A HKPF detective inspector. Eva is the daughter of Louis Kim, the Secretary for Security, and was trained at the New Scotland Yard. She is ordered by her father and the Internal Affairs to investigate Columbo, but finds herself falling hopelessly in love with Columbo's manipulative charms.

Ma was the fourth of the cast to be confirmed on 16 March 2012.

- Brian Burrell as Superintendent Edward Scott (史葛):

The HKPF Superintendent of Police who was once the headmaster of the Hong Kong Police Cadet School. Cunning and thirsty for power, Scott's goals are clear and he plans to overthrow Louis as the Head of Security. Scott was never fond of Columbo, as he sees him as an obstacle in achieving his goal. Determined to get rid of both Louis and Columbo, Scott orders Fei-lung to spy on Columbo and Eva.

- Joe Junior as Secretary for Security, Louis Kim (金路易):

The Secretary for Security. Louis was a friend of Tai-hei's father Ngau, whom he met in the concentration camps during the Japanese occupation of Hong Kong. After Ngau's death, Louis recruits his son, the childlike Tai-hei, into the Hong Kong Police Force as a gesture of gratitude. After Tai-hei is shot in the head and becomes the ruthless Columbo, Louis begins to fear Columbo and his power.
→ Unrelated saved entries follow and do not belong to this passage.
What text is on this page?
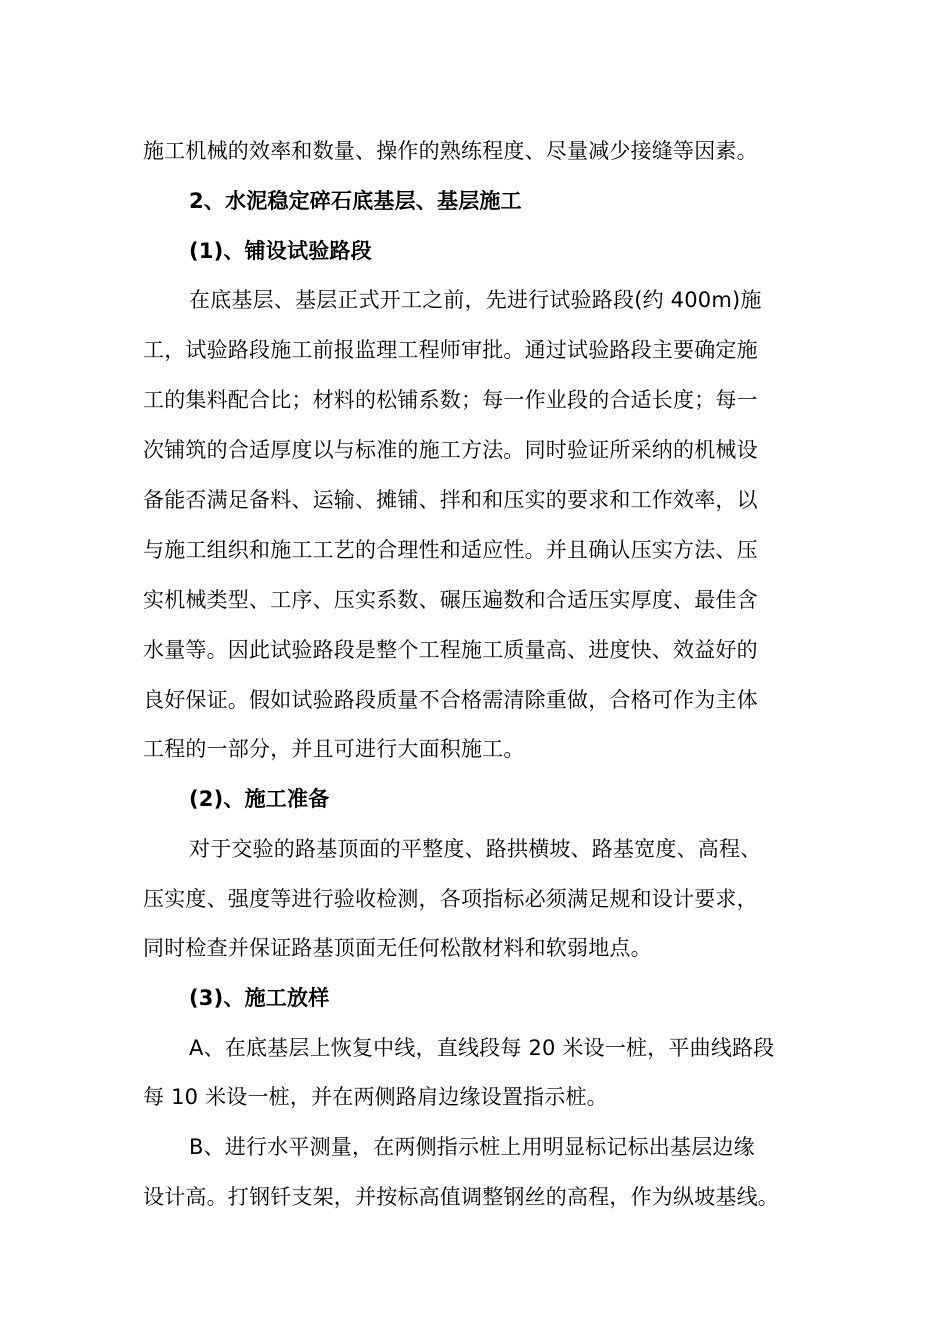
施工机械的效率和数量、操作的熟练程度、尽量减少接缝等因素。
2、水泥稳定碎石底基层、基层施工
(1)、铺设试验路段
在底基层、基层正式开工之前，先进行试验路段(约 400m)施
工，试验路段施工前报监理工程师审批。通过试验路段主要确定施
工的集料配合比；材料的松铺系数；每一作业段的合适长度；每一
次铺筑的合适厚度以与标准的施工方法。同时验证所采纳的机械设
备能否满足备料、运输、摊铺、拌和和压实的要求和工作效率，以
与施工组织和施工工艺的合理性和适应性。并且确认压实方法、压
实机械类型、工序、压实系数、碾压遍数和合适压实厚度、最佳含
水量等。因此试验路段是整个工程施工质量高、进度快、效益好的
良好保证。假如试验路段质量不合格需清除重做，合格可作为主体
工程的一部分，并且可进行大面积施工。
(2)、施工准备
对于交验的路基顶面的平整度、路拱横坡、路基宽度、高程、
压实度、强度等进行验收检测，各项指标必须满足规和设计要求，
同时检查并保证路基顶面无任何松散材料和软弱地点。
(3)、施工放样
A、在底基层上恢复中线，直线段每 20 米设一桩，平曲线路段
每 10 米设一桩，并在两侧路肩边缘设置指示桩。
B、进行水平测量，在两侧指示桩上用明显标记标出基层边缘
设计高。打钢钎支架，并按标高值调整钢丝的高程，作为纵坡基线。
Deemed to be dangerous, he sends his adopted daughter, Eva, to investigate Columbo and hand-picks Fei-lung to aid her in the investigation.
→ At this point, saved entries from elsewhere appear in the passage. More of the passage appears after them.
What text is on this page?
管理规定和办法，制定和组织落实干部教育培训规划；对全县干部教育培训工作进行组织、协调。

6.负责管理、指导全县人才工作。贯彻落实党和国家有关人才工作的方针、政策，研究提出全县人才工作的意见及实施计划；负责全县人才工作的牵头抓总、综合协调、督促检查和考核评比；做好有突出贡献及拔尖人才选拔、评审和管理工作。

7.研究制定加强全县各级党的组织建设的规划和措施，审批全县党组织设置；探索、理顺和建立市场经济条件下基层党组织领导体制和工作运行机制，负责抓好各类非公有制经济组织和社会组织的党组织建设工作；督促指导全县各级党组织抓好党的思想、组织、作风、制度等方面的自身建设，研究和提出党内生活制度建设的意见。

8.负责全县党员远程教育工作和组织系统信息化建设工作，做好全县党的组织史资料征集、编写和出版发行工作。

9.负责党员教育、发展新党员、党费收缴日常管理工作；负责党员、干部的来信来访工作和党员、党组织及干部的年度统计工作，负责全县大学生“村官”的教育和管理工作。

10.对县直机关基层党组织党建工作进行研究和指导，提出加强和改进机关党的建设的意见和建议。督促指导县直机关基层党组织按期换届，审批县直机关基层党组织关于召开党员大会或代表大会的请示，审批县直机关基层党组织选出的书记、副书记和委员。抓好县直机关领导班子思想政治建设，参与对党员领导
- Corinna Chamberlain as Joanna Rose: Ping-on's wife.
- Devily Leung as Pun Shuk-han (潘淑嫻): Fei-lung's eventual love interest.

==Reception==

===Ratings===
The premiere episode received an average rating of 28 points, at approximately 1.79 million live viewers in Hong Kong.

==Viewership ratings==

| Week | Episodes | Date | Average Points | Peaking Points |
| 1 | 01－05 | April 8–12, 2013 | 26 | 28 |
| 2 | 06－10 | April 15–19, 2013 | 26 |  |
| 3 | 11－15 | April 22–26, 2013 | 23 |  |
| 4 | 16－20 | April 29 - May 3, 2013 | 22 |  |
| 5 | 21－25 | May 6–10, 2013 | 24 | 28 |

===Critical response===
Bullet Brain received mostly negative reviews. On Douban, the drama received a rating of 3.9 out of 10 based on over 1000 votes. Mingpao reported that many viewers found the excessive story-telling of Bullet Brain "too drawn out and boring." As of May 2013, Bullet Brain is TVB's lowest-rated serial drama of the year, raking in only an average of 1.55 million viewers.

Lee Tim-sing responded that although the Chinese title 神探高倫布( literally "Great Detective Columbo" ) is a knockoff of the true mystery crime series Columbo, audience should not preconceive the show as a mystery series. He said that Bullet Brain is a drama centered around Ko Tai-hei and Mui Mui, in which the theme is focused on human nature and the love between Ko Tai-hei and Mui Mui.